Princeton University is to remove the name of former United States President, Woodrow Wilson’s name from the institution’s School of Public and International Affairs, stating he was a racist who foisted segregation on the country’s Public Service.
Trustees of the Ivy League university situated in New Jersey said they had considered “whether it is acceptable for this university’s School of Public Affairs to bear the name of a racist who segregated the nation’s Civil Service after it had been integrated for decades”.
The trustees said the question had become more urgent due to the recent deaths of black people in police custody “which have served as tragic reminders of the ongoing need for all of us to stand against racism and for equality and justice”.
President of the university, Christopher Eisgruber said the decision came after a “thorough, deliberative process”, five years after a group of student activists occupied his office in protest against the faculty’s dedication to Mr Wilson (pictured), who served as President from 1913 to 1921.

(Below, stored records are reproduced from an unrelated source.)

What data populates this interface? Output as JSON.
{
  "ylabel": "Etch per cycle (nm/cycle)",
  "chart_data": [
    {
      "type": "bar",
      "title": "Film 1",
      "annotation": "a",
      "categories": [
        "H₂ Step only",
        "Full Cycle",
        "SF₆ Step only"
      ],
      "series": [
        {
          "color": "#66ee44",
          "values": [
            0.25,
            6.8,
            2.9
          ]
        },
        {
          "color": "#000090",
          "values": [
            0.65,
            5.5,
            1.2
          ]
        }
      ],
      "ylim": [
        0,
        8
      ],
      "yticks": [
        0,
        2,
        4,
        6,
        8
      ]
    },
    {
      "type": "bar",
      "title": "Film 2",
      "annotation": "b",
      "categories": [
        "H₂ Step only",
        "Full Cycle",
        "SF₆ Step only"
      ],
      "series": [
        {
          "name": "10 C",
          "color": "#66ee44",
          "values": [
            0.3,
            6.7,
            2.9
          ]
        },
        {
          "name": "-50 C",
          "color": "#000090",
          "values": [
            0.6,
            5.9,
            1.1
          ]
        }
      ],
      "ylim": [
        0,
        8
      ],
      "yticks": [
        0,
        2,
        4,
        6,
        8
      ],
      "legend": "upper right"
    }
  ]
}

Mr Wilson is credited with improving educational standards at Princeton and he was honoured with the creation of a faculty dedicated to public and international affairs studies, as well as a residential complex.
While he is remembered as a progressive, internationalist statesman, his reputation is clouded by his racist policies in other areas of Government.
Mr Wilson segregated Federal workers in Washington, blocked a proposal to include racial equality as a founding principle in the League of Nations, and hosted White House screenings of the racist 1915 film Birth of a Nation, which celebrated the founding of the Ku Klux Klan.
He was seen as accepting of brutal racial segregation in the south as a way of keeping the peace.